L’utilisation du béton ne peut cesser, si l’on tient compte de l’utilité de ce matériau pour la construction. Mais il faut penser des alternatives plus durables, qui ne mettent pas en péril la vie de la planète et la vie humaine, qui combattent les ilots de chaleur urbains, faisant ainsi front aux effets de l’utilisation massive des matériaux synthétiques – particulièrement durs pour les villes où le climat est déjà très humide. Mais comment ? Nous proposons ici plusieurs solutions. Avec un bémol : les villes sont toutes différentes et ont des caractéristiques géographiques et urbaines spécifiques qui font qu’il n’y a pas de formule magique pour diminuer la chaleur de toutes les villes. Il faut s’y pencher au cas par cas, agir sur différents fronts et conjuguer plusieurs solutions, tout en se rappelant qu’il y a des alternatives qui ne sont bénéfiques que dans certains lieux, et que l’excès de certaines d’entre elles pourrait à son tour avoir des effets moins positifs.
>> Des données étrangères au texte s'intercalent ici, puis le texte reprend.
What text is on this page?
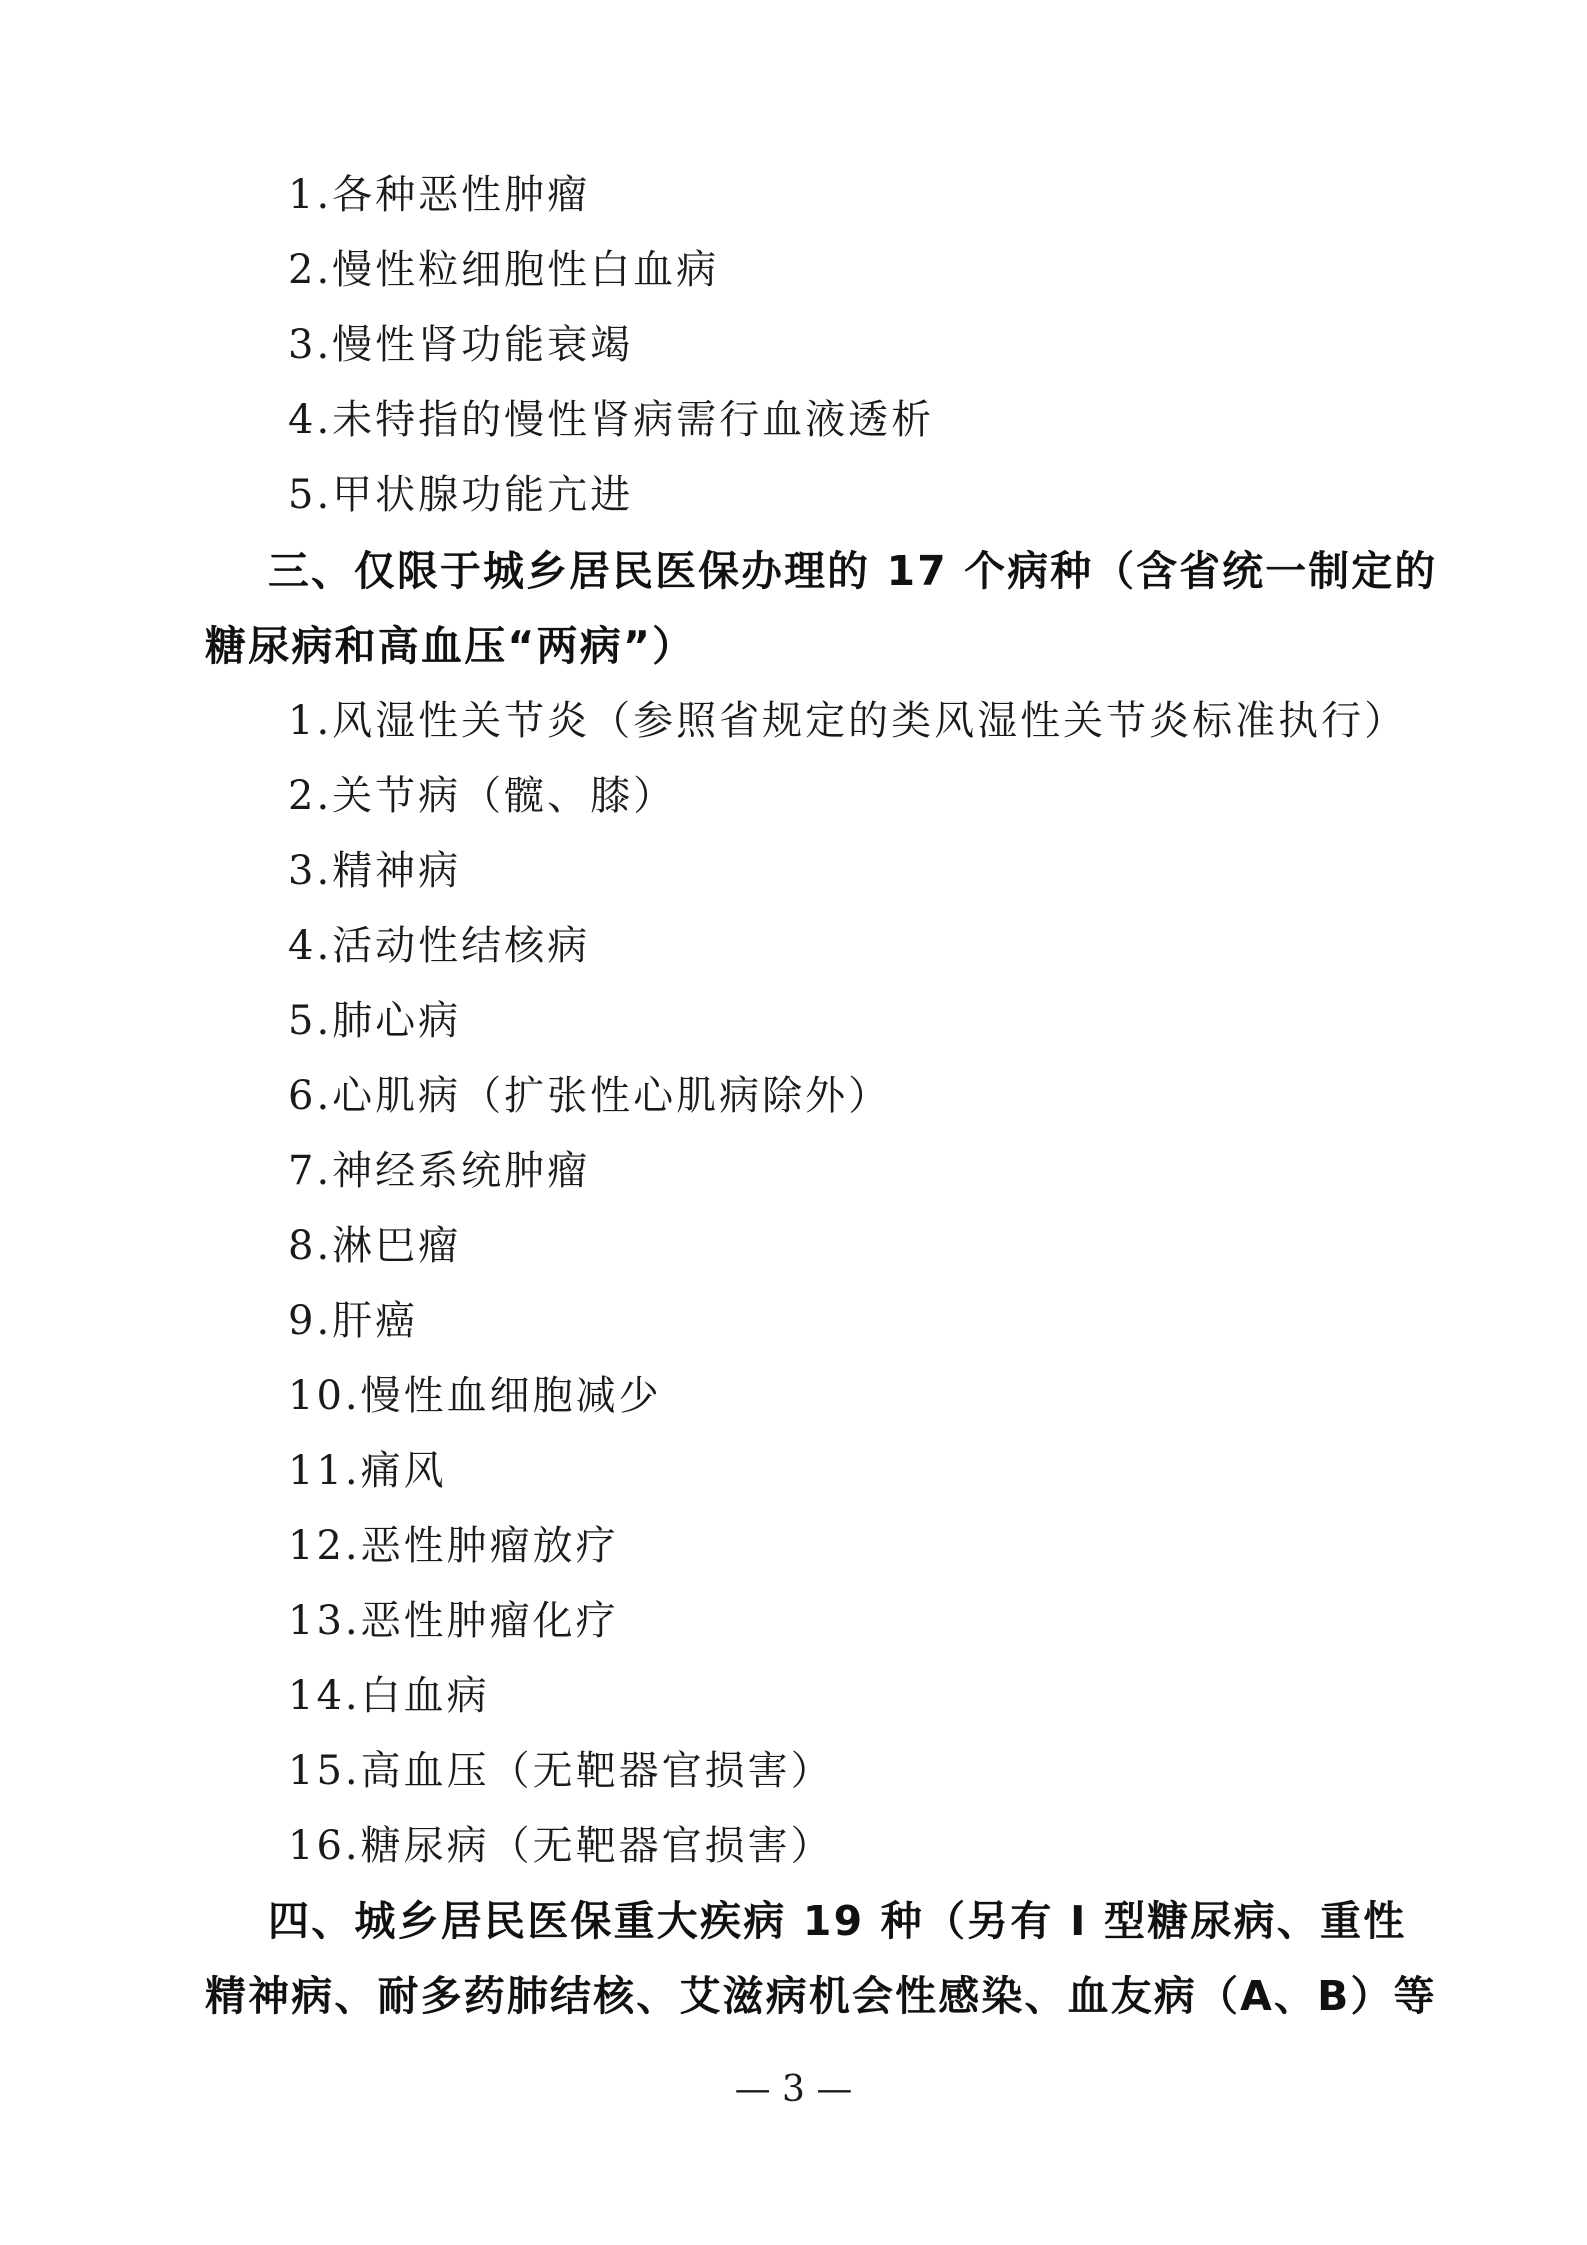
1.各种恶性肿瘤
2.慢性粒细胞性白血病
3.慢性肾功能衰竭
4.未特指的慢性肾病需行血液透析
5.甲状腺功能亢进
三、仅限于城乡居民医保办理的 17 个病种（含省统一制定的
糖尿病和高血压“两病”）
1.风湿性关节炎（参照省规定的类风湿性关节炎标准执行）
2.关节病（髋、膝）
3.精神病
4.活动性结核病
5.肺心病
6.心肌病（扩张性心肌病除外）
7.神经系统肿瘤
8.淋巴瘤
9.肝癌
10.慢性血细胞减少
11.痛风
12.恶性肿瘤放疗
13.恶性肿瘤化疗
14.白血病
15.高血压（无靶器官损害）
16.糖尿病（无靶器官损害）
四、城乡居民医保重大疾病 19 种（另有 I 型糖尿病、重性
精神病、耐多药肺结核、艾滋病机会性感染、血友病（A、B）等
— 3 —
- Plus d’arbres. Une des solutions les plus simples pour réduire les températures dans les ilots de chaleur urbains passe par la création de plus de zones ombragées, fournies par les arbres. Cette mesure a été mis en place par exemple à Melbourne en Australie, un pays souffrant beaucoup de la chaleur. Le projet a pour objectif l’augmentation de 22% à 44% du nombre d’arbres d’ici 2040, ce qui implique de planter environ 3000 nouveaux arbres chaque année. Mais ça ne suffit pas, car la solution n’est pas assez ample – il suffit de se rappeler qu’il n’est pas possible de planter des arbres au milieu des routes ou sur les propriétés privées. De plus, la plantation massive d’arbres en milieux citadins peut elle aussi amener des problèmes, notamment de sécurité (moins de visibilité), risques d’incendie ou consommation d’eau.
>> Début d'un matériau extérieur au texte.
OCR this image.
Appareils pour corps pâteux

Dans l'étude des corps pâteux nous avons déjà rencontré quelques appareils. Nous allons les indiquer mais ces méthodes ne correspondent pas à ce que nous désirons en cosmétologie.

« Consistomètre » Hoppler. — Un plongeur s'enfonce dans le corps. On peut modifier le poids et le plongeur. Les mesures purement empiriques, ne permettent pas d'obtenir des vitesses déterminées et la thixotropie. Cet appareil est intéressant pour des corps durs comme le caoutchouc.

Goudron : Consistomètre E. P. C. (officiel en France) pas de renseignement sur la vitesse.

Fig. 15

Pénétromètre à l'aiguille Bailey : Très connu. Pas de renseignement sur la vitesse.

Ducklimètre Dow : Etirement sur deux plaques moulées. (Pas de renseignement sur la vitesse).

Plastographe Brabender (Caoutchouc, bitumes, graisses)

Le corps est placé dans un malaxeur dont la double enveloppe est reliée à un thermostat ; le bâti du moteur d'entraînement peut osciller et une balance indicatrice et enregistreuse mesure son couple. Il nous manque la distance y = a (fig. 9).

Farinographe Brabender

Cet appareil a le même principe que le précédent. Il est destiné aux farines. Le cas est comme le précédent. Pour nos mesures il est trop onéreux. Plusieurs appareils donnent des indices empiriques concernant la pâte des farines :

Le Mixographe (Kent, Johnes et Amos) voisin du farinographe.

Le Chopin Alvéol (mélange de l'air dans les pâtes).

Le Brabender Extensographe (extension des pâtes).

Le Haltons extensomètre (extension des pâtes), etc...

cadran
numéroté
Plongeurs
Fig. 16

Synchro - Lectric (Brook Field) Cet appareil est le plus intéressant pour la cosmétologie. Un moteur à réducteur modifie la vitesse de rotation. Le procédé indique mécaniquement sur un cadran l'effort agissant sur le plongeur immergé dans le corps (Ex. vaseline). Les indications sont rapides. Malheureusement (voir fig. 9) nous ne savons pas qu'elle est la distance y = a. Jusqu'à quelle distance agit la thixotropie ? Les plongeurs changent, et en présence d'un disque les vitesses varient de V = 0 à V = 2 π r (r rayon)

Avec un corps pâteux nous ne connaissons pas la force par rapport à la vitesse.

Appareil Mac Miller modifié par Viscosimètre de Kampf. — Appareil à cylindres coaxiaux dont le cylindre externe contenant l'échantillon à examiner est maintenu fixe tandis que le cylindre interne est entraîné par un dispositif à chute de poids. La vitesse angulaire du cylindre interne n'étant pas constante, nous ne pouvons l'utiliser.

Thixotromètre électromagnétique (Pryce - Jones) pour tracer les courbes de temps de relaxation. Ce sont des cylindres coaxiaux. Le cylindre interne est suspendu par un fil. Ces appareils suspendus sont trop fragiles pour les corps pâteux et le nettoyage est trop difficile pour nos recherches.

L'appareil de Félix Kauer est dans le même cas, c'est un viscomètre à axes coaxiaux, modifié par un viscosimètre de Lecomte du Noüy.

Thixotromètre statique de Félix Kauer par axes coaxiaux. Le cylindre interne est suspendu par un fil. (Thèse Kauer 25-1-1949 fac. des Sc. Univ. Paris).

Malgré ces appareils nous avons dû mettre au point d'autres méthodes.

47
- Utiliser d’autres matériaux pour la construction des chaussées. C’est ici que les chaussées vertes entrent en jeu : elles sont une surface de terre, moins poreuse, qui permet que l’eau y pénètre, ce qui permet à son tour que de la pelouse pousse, ce qui réduit la chaleur absorbée par la route. Ce n’est pas une solution viable pour une autoroute, mais cela peut être une alternative pour les rues moins mouvementées.
- Des toits et façades vertes. Le principe des routes vertes peut être appliqué à d’autres surfaces accumulant de la chaleur, comme les façades, toits et terrasses des bâtiments – où il est facile d’incorporer un potager. Non seulement ils absorbent nettement moins de chaleur, ils embellissent nos villes. Imaginez un peu : des toits et façades couvertes de végétation. C’est déjà le cas à Sydney, où il existe déjà près de 100 bâtiments ayant des toits et façades vertes. C’est une solution deux en un : en plus de contribuer à la réduction de la chaleur en ville, elle réduit la chaleur à l’intérieur du bâtiment lui-même, ce qui diminue le besoin de climatisation. Cependant, il peut y avoir un aspect négatif, dans certains endroits du monde : augmenter encore plus les taux d’humidité.
- La couleur de la chaussée. Vous connaissez la stratégie qui consiste à porter des vêtements plus clairs en été, pour ne pas absorber la chaleur ? Il en va de même avec la chaussée : plus elle est sombre, plus elle emmagasine la chaleur, alors que les sols plus clairs la reflètent.
- Nos habitudes. Cette étape est transversale dans n’importe quelle partie du monde. Nos habitudes causent elles aussi des émanations de chaleur et contribuent grandement aux ilots de chaleur urbains. L’utilisation excessive de la voiture en est l’une des principales raisons. Le recours aux systèmes de réfrigération aussi.